A revised 12-page guide for firms thinking of using credits was also launched on Oct 28.

The document was developed based on a public consultation that EnterpriseSG, MTI and NCCS carried out in mid-2025 to improve a draft document.

A key message of the draft is that companies should prioritise all possible ways to reduce their emissions before turning to carbon credits.

The revised guide includes additional guidance on how the feasibility of various emissions-cutting activities can be assessed.

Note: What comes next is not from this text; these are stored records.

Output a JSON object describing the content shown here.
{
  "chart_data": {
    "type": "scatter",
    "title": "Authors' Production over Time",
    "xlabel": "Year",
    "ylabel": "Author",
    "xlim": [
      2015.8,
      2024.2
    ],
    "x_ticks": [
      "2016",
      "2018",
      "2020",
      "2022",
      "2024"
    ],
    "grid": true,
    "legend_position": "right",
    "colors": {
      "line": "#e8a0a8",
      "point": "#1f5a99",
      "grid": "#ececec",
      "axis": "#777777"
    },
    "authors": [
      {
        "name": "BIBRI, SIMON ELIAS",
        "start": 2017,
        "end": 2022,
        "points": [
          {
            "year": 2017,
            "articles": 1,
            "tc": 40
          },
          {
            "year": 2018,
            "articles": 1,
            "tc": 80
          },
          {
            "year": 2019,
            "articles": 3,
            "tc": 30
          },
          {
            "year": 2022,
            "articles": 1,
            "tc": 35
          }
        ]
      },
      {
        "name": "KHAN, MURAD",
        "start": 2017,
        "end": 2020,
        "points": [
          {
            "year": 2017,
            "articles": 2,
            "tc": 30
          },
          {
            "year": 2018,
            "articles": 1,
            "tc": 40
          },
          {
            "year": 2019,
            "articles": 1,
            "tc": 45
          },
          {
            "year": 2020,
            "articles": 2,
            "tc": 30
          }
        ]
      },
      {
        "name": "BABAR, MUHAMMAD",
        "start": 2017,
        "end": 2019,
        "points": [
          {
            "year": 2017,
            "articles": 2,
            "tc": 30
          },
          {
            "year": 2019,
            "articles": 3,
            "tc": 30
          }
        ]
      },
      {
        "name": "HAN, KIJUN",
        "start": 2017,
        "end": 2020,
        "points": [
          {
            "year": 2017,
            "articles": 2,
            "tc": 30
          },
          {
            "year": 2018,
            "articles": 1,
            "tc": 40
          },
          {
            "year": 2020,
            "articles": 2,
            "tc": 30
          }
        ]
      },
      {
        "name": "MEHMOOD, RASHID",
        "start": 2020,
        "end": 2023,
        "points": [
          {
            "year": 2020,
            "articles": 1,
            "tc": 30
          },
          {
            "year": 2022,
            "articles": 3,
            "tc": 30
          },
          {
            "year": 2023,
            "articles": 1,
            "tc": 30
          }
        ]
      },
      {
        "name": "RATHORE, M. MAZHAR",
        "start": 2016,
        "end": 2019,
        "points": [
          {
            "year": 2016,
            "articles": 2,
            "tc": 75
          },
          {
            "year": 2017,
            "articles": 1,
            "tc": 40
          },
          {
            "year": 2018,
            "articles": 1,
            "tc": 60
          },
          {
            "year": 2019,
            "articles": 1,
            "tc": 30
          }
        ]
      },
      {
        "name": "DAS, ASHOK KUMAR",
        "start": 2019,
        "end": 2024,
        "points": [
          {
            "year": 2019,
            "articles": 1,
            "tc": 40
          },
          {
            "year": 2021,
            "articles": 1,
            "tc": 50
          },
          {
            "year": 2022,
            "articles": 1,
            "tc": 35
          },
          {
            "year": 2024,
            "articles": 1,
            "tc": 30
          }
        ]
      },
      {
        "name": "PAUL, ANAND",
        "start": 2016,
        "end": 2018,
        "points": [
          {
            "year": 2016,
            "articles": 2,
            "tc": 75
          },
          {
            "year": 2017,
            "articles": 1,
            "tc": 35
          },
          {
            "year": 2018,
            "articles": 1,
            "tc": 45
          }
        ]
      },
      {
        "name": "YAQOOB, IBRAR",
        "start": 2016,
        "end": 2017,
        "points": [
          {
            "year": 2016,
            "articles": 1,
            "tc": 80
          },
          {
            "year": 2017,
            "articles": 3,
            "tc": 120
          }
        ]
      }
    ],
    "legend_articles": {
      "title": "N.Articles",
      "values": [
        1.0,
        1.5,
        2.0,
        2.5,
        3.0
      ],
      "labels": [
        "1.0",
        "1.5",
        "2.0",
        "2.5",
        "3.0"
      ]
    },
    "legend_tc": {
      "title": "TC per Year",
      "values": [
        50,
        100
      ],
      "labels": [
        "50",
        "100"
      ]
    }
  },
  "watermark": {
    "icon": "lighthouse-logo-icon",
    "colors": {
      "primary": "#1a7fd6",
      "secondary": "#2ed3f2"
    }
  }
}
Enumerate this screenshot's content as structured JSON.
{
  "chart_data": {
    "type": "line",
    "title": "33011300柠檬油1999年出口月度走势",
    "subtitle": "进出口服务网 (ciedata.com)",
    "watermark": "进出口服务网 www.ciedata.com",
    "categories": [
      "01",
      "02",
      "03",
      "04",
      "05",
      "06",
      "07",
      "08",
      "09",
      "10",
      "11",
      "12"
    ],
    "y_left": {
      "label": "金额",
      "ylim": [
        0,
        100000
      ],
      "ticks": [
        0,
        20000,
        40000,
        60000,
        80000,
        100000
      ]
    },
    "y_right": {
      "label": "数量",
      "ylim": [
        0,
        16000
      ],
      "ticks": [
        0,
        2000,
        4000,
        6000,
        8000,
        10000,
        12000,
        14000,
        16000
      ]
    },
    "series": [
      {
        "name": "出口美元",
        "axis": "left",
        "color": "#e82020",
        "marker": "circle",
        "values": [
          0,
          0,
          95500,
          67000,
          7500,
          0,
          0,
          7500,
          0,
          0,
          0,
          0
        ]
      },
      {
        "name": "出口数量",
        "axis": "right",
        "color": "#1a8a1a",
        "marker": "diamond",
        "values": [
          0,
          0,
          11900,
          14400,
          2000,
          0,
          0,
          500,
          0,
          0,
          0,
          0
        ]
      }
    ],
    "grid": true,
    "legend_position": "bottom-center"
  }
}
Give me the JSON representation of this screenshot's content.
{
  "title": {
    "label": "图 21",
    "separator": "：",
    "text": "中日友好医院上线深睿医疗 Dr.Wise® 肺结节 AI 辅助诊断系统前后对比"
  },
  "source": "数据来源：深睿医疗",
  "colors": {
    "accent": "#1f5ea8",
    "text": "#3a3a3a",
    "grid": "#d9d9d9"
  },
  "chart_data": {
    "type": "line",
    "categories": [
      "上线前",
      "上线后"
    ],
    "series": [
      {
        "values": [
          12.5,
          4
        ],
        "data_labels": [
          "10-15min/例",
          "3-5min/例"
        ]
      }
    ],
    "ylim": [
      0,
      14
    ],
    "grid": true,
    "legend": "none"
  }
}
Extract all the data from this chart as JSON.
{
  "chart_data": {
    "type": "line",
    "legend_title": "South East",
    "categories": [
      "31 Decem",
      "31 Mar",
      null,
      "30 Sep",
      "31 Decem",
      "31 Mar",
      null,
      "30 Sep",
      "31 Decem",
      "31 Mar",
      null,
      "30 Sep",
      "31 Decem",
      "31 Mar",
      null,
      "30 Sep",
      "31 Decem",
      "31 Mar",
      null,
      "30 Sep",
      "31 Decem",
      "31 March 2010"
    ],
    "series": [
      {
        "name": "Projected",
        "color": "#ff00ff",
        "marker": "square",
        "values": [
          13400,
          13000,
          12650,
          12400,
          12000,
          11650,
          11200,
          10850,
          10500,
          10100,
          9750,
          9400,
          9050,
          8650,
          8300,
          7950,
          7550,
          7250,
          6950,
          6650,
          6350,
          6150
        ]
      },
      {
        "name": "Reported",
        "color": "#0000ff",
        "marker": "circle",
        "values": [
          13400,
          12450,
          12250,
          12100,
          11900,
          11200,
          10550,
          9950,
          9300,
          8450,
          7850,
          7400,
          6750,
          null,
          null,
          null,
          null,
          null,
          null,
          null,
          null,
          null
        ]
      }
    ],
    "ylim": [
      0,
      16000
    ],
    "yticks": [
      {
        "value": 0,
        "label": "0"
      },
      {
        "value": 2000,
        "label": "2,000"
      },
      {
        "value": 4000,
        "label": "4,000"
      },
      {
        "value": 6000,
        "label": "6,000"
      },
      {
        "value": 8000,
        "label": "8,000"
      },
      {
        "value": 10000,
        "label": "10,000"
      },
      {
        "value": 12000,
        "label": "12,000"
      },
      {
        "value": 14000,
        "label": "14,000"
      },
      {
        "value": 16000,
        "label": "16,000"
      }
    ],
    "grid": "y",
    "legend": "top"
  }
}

For example, in assessing a type of decarbonisation technology, firms should check if the solution is available at the appropriate scale for the company’s facilities.

In her speech, Ms Gan said that the voluntary carbon market – through which companies buy credits to meet their own voluntary targets, as opposed to fulfilling regulatory requirements has faced headwinds in recent years.

“Concerns about the integrity, transparency and quality of voluntary carbon credits have eroded confidence, while inconsistent standards and negative publicity have raised reputational concerns,” she added.

Minister of State for Foreign Affairs and Trade and Industry Gan Siow Huang said the new grant will help to defray manpower and transaction costs from financing and trading of carbon credit projects.

ST PHOTO: KEVIN LIM

Issues with carbon projects have made headlines in recent years, over fraudulent credits, sparking claims of greenwashing.

In 2023, for instance, The Guardian news outlet reported that more than 90 per cent of rainforest preservation credits did not represent genuine carbon savings

Ms Gan noted that such developments have caused many companies to hesitate to use voluntary carbon credits as part of their decarbonisation plans.

But the new initiatives could help to strengthen trust and promote credible participation in the voluntary carbon market, she added.

These developments are among the latest moves by the Government to shape up Singapore’s emerging carbon market this year.

To date, the Republic has signed 10 carbon trading agreements with countries including Ghana, Rwanda and Mongolia.

In September, it was announced that the Government is spending $76.4 million to buy more than two million credits from nature-based projects in Ghana, Peru and Paraguay.